An interesting story from Bloomberg News about the zainichi North Korean community in Japan:
Kim is a 66-year-old businessman who owns a shoe factory in Kobe, Japan. In 1997, he resolved to switch his citizenship to South Korea from North Korea after deciding that “I could no longer support a government that allowed children to starve to death.”
Since then, thousands of North Korean residents in Japan have made the same decision. And that is bad news for the other Kim Jong Il — the one, no relation to the businessman, who has ruled North Korea since 1994.
For the last four decades, Japan’s North Korean residents have sent billions of yen in money and goods back home to their relatives and the Pyongyang regime. As more and more of them switch their allegiance to South Korea, they are choking off the flow of resources to an isolated and impoverished country already coping with trade sanctions.

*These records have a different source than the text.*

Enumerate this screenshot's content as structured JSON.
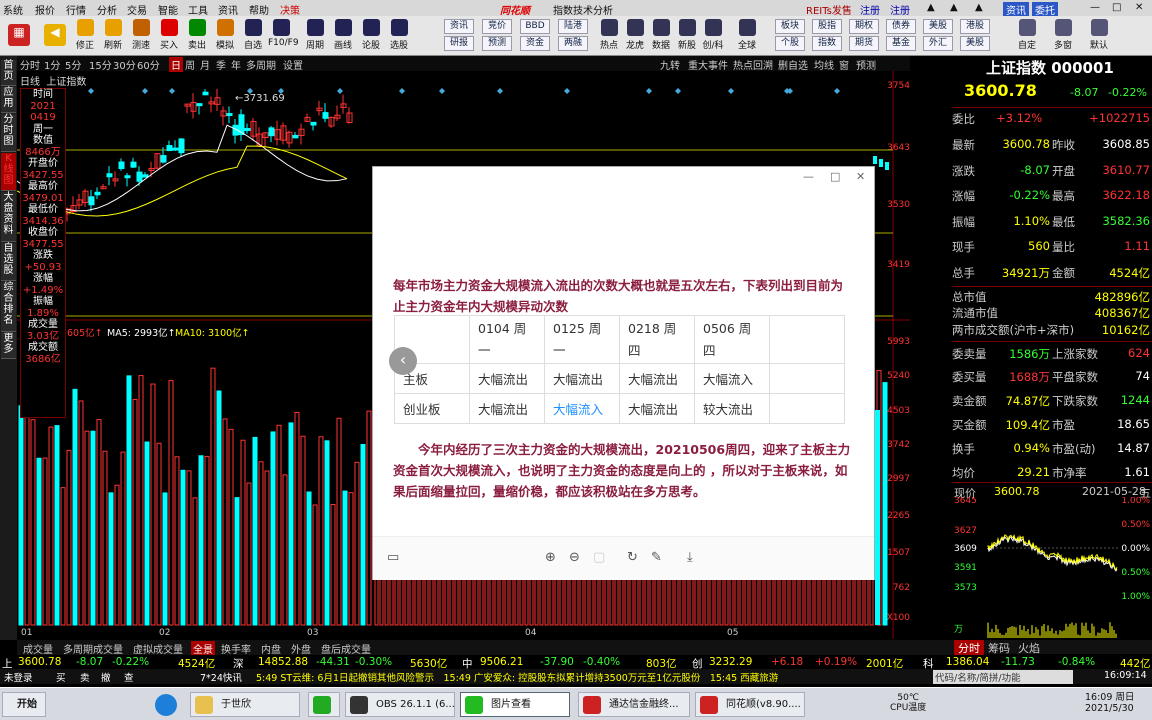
{
  "app": {
    "title": "同花顺 - 指数技术分析",
    "brand": "同花顺",
    "subtitle": "指数技术分析"
  },
  "menu": [
    "系统",
    "报价",
    "行情",
    "分析",
    "交易",
    "智能",
    "工具",
    "资讯",
    "帮助",
    "决策"
  ],
  "menu_right": {
    "reits": "REITs发售",
    "login": "注册",
    "register": "注册"
  },
  "menu_right_labels": [
    "资讯",
    "委托"
  ],
  "toolbar": {
    "left": [
      {
        "label": "修正",
        "icon": "up-down-arrows-icon",
        "color": "#e8a000"
      },
      {
        "label": "刷新",
        "icon": "refresh-icon",
        "color": "#e8a000"
      },
      {
        "label": "测速",
        "icon": "speedometer-icon",
        "color": "#c06000"
      },
      {
        "label": "买入",
        "icon": "buy-icon",
        "color": "#d00"
      },
      {
        "label": "卖出",
        "icon": "sell-icon",
        "color": "#080"
      },
      {
        "label": "模拟",
        "icon": "hammer-icon",
        "color": "#d07000"
      },
      {
        "label": "自选",
        "icon": "star-icon",
        "color": "#225"
      },
      {
        "label": "F10/F9",
        "icon": "f10-icon",
        "color": "#225"
      },
      {
        "label": "周期",
        "icon": "period-icon",
        "color": "#225"
      },
      {
        "label": "画线",
        "icon": "pen-icon",
        "color": "#225"
      },
      {
        "label": "论股",
        "icon": "forum-icon",
        "color": "#225"
      },
      {
        "label": "选股",
        "icon": "select-stock-icon",
        "color": "#225"
      }
    ],
    "grid": [
      [
        "资讯",
        "竞价",
        "BBD",
        "陆港"
      ],
      [
        "研报",
        "预测",
        "资金",
        "两融"
      ]
    ],
    "mid": [
      {
        "label": "热点",
        "icon": "hotspot-icon"
      },
      {
        "label": "龙虎",
        "icon": "dragon-tiger-icon"
      },
      {
        "label": "数据",
        "icon": "data-icon"
      },
      {
        "label": "新股",
        "icon": "new-stock-icon"
      },
      {
        "label": "创/科",
        "icon": "chuang-ke-icon"
      },
      {
        "label": "全球",
        "icon": "globe-icon"
      }
    ],
    "grid2": [
      [
        "板块",
        "股指",
        "期权",
        "债券",
        "美股",
        "港股"
      ],
      [
        "个股",
        "指数",
        "期货",
        "基金",
        "外汇",
        "美股"
      ]
    ],
    "right": [
      {
        "label": "自定",
        "icon": "custom-icon"
      },
      {
        "label": "多窗",
        "icon": "multi-window-icon"
      },
      {
        "label": "默认",
        "icon": "home-icon"
      }
    ]
  },
  "lefttabs": [
    "首页",
    "应用",
    "分时图",
    "K线图",
    "大盘资料",
    "自选股",
    "综合排名",
    "更多"
  ],
  "periods": [
    "分时",
    "1分",
    "5分",
    "15分",
    "30分",
    "60分",
    "日",
    "周",
    "月",
    "季",
    "年",
    "多周期",
    "设置"
  ],
  "period_active": "日",
  "period_right": [
    "九转",
    "重大事件",
    "热点回溯",
    "删自选",
    "均线",
    "窗",
    "预测"
  ],
  "chart_header": {
    "mode": "日线",
    "name": "上证指数"
  },
  "kline": {
    "high_label": "3731.69",
    "price_axis": [
      "3754",
      "3643",
      "3530",
      "3419"
    ],
    "vol_axis": [
      "5993",
      "5240",
      "4503",
      "3742",
      "2997",
      "2265",
      "1507",
      "762",
      "X100"
    ],
    "vol_header": {
      "vol": "605亿",
      "ma5": "MA5: 2993亿",
      "ma10": "MA10: 3100亿"
    },
    "months": [
      "01",
      "02",
      "03",
      "04",
      "05"
    ]
  },
  "info": [
    {
      "k": "时间",
      "v": "2021"
    },
    {
      "k": "",
      "v": "0419"
    },
    {
      "k": "周一",
      "v": ""
    },
    {
      "k": "数值",
      "v": "8466万"
    },
    {
      "k": "开盘价",
      "v": "3427.55"
    },
    {
      "k": "最高价",
      "v": "3479.01"
    },
    {
      "k": "最低价",
      "v": "3414.36"
    },
    {
      "k": "收盘价",
      "v": "3477.55"
    },
    {
      "k": "涨跌",
      "v": "+50.93"
    },
    {
      "k": "涨幅",
      "v": "+1.49%"
    },
    {
      "k": "振幅",
      "v": "1.89%"
    },
    {
      "k": "成交量",
      "v": "3.03亿"
    },
    {
      "k": "成交额",
      "v": "3686亿"
    }
  ],
  "popup": {
    "para1": "每年市场主力资金大规模流入流出的次数大概也就是五次左右，下表列出到目前为止主力资金年内大规模异动次数",
    "headers": [
      "",
      "0104 周一",
      "0125 周一",
      "0218 周四",
      "0506 周四",
      ""
    ],
    "rows": [
      [
        "主板",
        "大幅流出",
        "大幅流出",
        "大幅流出",
        "大幅流入",
        ""
      ],
      [
        "创业板",
        "大幅流出",
        "大幅流入",
        "大幅流出",
        "较大流出",
        ""
      ]
    ],
    "highlight": "大幅流入",
    "para2": "今年内经历了三次主力资金的大规模流出，20210506周四，迎来了主板主力资金首次大规模流入，也说明了主力资金的态度是向上的 ，所以对于主板来说，如果后面缩量拉回，量缩价稳，都应该积极站在多方思考。"
  },
  "quote": {
    "name": "上证指数 000001",
    "price": "3600.78",
    "change": "-8.07",
    "pct": "-0.22%",
    "weibi": {
      "label": "委比",
      "pct": "+3.12%",
      "val": "+1022715"
    },
    "rows": [
      [
        "最新",
        "3600.78",
        "昨收",
        "3608.85"
      ],
      [
        "涨跌",
        "-8.07",
        "开盘",
        "3610.77"
      ],
      [
        "涨幅",
        "-0.22%",
        "最高",
        "3622.18"
      ],
      [
        "振幅",
        "1.10%",
        "最低",
        "3582.36"
      ],
      [
        "现手",
        "560",
        "量比",
        "1.11"
      ],
      [
        "总手",
        "34921万",
        "金额",
        "4524亿"
      ]
    ],
    "mcap": [
      [
        "总市值",
        "482896亿"
      ],
      [
        "流通市值",
        "408367亿"
      ],
      [
        "两市成交额(沪市+深市)",
        "10162亿"
      ]
    ],
    "rows2": [
      [
        "委卖量",
        "1586万",
        "上涨家数",
        "624"
      ],
      [
        "委买量",
        "1688万",
        "平盘家数",
        "74"
      ],
      [
        "卖金额",
        "74.87亿",
        "下跌家数",
        "1244"
      ],
      [
        "买金额",
        "109.4亿",
        "市盈",
        "18.65"
      ],
      [
        "换手",
        "0.94%",
        "市盈(动)",
        "14.87"
      ],
      [
        "均价",
        "29.21",
        "市净率",
        "1.61"
      ]
    ],
    "mini": {
      "label": "现价",
      "price": "3600.78",
      "date": "2021-05-28",
      "day": "五",
      "yl": [
        "3645",
        "3627",
        "3609",
        "3591",
        "3573",
        "万"
      ],
      "yr": [
        "1.00%",
        "0.50%",
        "0.00%",
        "0.50%",
        "1.00%"
      ]
    },
    "tabs": [
      "分时",
      "筹码",
      "火焰"
    ]
  },
  "bottomtabs": [
    "成交量",
    "多周期成交量",
    "虚拟成交量",
    "全景",
    "换手率",
    "内盘",
    "外盘",
    "盘后成交量"
  ],
  "ticker": [
    "上",
    "3600.78",
    "-8.07",
    "-0.22%",
    "4524亿",
    "深",
    "14852.88",
    "-44.31",
    "-0.30%",
    "5630亿",
    "中",
    "9506.21",
    "-37.90",
    "-0.40%",
    "803亿",
    "创",
    "3232.29",
    "+6.18",
    "+0.19%",
    "2001亿",
    "科",
    "1386.04",
    "-11.73",
    "-0.84%",
    "442亿"
  ],
  "status": {
    "left": "未登录",
    "cells": [
      "买",
      "卖",
      "撤",
      "查",
      "□"
    ],
    "info": "7*24快讯",
    "news": "5:49 ST云维: 6月1日起撤销其他风险警示　15:49 广安爱众: 控股股东拟累计增持3500万元至1亿元股份　15:45 西藏旅游",
    "code_hint": "代码/名称/简拼/功能",
    "time": "16:09:14"
  },
  "taskbar": {
    "start": "开始",
    "items": [
      {
        "label": "于世欣",
        "color": "#e8c050"
      },
      {
        "label": "",
        "color": "#2a2"
      },
      {
        "label": "OBS 26.1.1 (6...",
        "color": "#333"
      },
      {
        "label": "图片查看",
        "color": "#2b2"
      },
      {
        "label": "通达信金融终...",
        "color": "#c22"
      },
      {
        "label": "同花顺(v8.90....",
        "color": "#c22"
      }
    ],
    "cpu": "50℃",
    "cpu_label": "CPU温度",
    "clock_time": "16:09",
    "clock_day": "周日",
    "clock_date": "2021/5/30"
  }
}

While there is no way of knowing exactly how much they have sent, Katsumi Sato, director of the Modern Korea Institute in Tokyo, estimated that in the early 1990s, the annual total was some 60 billion yen ($600 million) in money and supplies.
“The cash and goods sent from Japan in the late 1980s were bigger than their national budget,” Sato said. “It was North Korea’s lifeline.”
And that lifeline is being cut by sanctions, as well as the following:
The flow of North Koreans changing citizenship shows no sign of abating. In Tokyo alone, residents have been switching at a rate of roughly 100 a month since 2006, according to statistics from the South Korean consulate in Tokyo. In February 2007, the latest month available, 120 switched.
Sounds like terrible news for the other Kim Jong-Il.